2) Nothing existed prior to God.
3) Jesus is God.
4) Hence: Mother Mary gave birth to her own creator!

MNb said...

If anything you're too friendly. Let's neglect atomic decay. Let's grant causality. Let's grant that chains of cause and effect are not circular and are finite.
Why would there be only one such chain? The fine-tuning argument is closely related to the cosmological argument. Well, there are about 30 physical constants to be fine-tuned. Ie there are about 30 physical constants to be caused. That rather suggests that there are 30 first causes.
Gutting has made a case for polytheism, no matter how poor. But somehow I don't think he will reconvert. And that shows how intellectually dishonest the whole enterprise of apologetics is.

Steve Gerrard said...

Gutting did a fine job showing that it is possible that the universe was created 14 billion years ago by a team of 12 deities, who shepherded it through it's first million years, initiated all the contingencies, and then faded away, leaving nothing behind but a teapot, which eventually wound up orbiting Jupiter.
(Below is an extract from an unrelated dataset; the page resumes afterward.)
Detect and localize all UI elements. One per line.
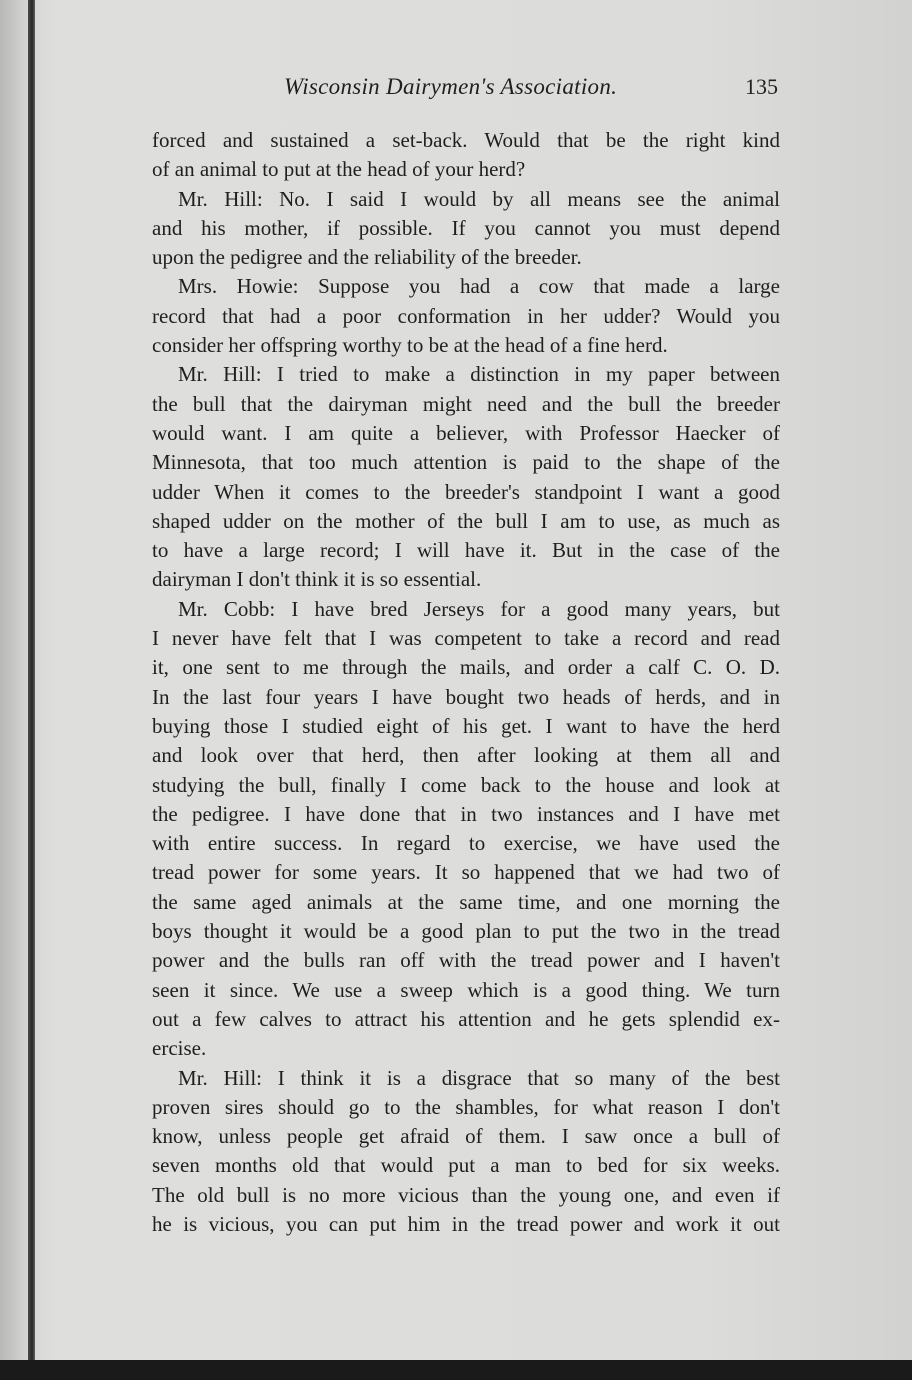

Nobody argues that such things are not possible. They argue that such speculations are silly and useless, because we learn nothing from them. If it makes someone happy to have an argument like that to cling to, they can have it, along with their blanket.

JimV said...

I know there are good philosophers out there somewhere who are doing useful work on the foundations of science and interpretations of quantum mechanics. I only ever seem to read about the ones who are doing apologetics. They are like amateur mathematics who think they can disprove famous theorems. They accuse me of 'scientism', I accuse them of philosophism. I think that's what they should be called: philosophismists. Another vague term, I know, but if its fallback argument is "You can't prove my god doesn't exist," it's a philosophismist.

aljones909 said...

I'm not sure why a philosopher wouldn't critique atheist philosophers (the majority) rather than Dawkins. In any case, even if the possibility of a deity was granted, christians still have to connect that deity to the deity of the Bible. That's a preposterous leap. The same deity that fine tuned dozens of physical constants, watched stars ignite, also requires the sacrifice of unblemished lambs and isolation of menstruating females.